The amazing mysteries of swallows migration

Up close picture of a swallow bird.

In the Northern Hemisphere, country folk have always greeted the return of the swallow, a traditional harbinger of spring.

But some curious ones also wondered where they had been during their winter absence.

Some thought they had hibernated.

Others suggested that they had gone to the moon—someone calculated that they could fly there in two months.

A 16th-century Swedish archbishop claimed that swallows spent the winter underwater, huddled together at the bottom of lakes and marshes.

 His treatise even contained an illustration that depicted fishermen hauling in a net full of swallows.

 Odd as these ideas now seem, the truth turned out to be nearly as strange as fiction.

During this century ornithologists have ringed thousands of swallows.

A small, but significant, percentage of these ringed birds were located in their winter quarters.

Incredible though it seems, swallows from Britain and Russia were found wintering together thousands of miles away from home—in the extreme southeastern tip of Africa.

Some of their North American counterparts fly as far south as Argentina or Chile.

And swallows are not the only birds to make such epic journeys.

Hundreds of millions of birds from the Northern Hemisphere winter in the Southern Hemisphere.

Ornithologists were amazed to discover that a bird as small as a swallow could make a round-trip of 14,000 miles [22,500 km] before returning to the same nest the following spring.

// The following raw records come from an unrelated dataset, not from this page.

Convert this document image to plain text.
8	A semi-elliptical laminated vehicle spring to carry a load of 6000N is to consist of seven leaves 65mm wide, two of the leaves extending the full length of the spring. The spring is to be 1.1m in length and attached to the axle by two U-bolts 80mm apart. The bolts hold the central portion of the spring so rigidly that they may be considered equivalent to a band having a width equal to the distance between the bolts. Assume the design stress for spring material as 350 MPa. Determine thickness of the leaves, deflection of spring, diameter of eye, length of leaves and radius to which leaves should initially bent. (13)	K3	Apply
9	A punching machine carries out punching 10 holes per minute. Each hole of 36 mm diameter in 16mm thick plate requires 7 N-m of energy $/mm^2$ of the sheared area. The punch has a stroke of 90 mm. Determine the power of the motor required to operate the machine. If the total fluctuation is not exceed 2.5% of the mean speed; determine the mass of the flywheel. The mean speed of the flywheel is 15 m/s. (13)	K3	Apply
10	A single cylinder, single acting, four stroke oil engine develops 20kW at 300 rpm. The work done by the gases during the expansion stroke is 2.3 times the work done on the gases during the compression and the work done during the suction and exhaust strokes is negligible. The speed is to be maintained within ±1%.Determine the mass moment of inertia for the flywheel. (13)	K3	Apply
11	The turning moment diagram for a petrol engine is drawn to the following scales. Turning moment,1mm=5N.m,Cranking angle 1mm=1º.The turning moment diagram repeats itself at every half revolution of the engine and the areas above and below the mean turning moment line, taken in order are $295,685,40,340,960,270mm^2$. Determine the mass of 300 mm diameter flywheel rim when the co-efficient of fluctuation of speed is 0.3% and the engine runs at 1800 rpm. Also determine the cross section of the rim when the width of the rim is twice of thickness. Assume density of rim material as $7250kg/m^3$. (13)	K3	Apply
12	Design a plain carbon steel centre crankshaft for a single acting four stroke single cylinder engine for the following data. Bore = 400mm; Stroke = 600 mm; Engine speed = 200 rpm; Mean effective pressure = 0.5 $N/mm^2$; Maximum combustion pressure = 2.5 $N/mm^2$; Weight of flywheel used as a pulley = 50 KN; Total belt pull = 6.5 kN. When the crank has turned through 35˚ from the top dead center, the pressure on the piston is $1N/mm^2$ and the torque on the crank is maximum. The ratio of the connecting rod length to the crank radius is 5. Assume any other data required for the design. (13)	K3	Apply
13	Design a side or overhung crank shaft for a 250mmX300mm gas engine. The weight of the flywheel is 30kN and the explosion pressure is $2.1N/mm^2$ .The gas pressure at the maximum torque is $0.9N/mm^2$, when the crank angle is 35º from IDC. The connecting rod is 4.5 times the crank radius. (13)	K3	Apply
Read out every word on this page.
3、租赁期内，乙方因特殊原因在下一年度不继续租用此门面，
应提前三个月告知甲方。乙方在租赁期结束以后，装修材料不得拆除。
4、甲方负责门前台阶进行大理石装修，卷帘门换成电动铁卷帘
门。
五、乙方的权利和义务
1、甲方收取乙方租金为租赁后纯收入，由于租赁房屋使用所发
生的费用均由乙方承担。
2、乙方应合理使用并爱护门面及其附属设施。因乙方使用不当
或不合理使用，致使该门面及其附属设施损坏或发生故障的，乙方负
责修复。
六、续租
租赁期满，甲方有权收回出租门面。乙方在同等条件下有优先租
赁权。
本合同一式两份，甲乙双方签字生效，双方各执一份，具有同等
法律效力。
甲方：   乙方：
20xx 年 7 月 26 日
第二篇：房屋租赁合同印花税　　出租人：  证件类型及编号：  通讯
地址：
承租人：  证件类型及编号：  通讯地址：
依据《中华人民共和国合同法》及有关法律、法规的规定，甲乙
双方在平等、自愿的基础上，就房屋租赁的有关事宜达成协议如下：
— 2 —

Knowing where the swallows had gone only raised more perplexing questions.

Why do swallows migrate?

“Swallow, Why Do You Leave Your Nest?”

Swallow birds in their nests.

What makes a swallow journey to the other end of the globe?

Because of the cold or in order to find food?

Doubtless, their need for a reliable food supply is the answer rather than the onset of wintry weather, since many small birds that have difficulty surviving cold winters do not migrate.

But bird migration is not just a wandering in search of food.

Unlike human migrants, birds do not wait until times are bad before moving on.

Scientists have discovered that it is the shorter day that triggers the migratory urge.

In the autumn captive birds get restless when the daylight hours decrease.

This is so even when the effect is produced artificially and when the birds have been reared by investigators.

The caged bird even faces in the direction it instinctively knows it should take during its migratory flight.

Evidently, the urge to migrate at a specific time of the year and in a certain direction is inborn.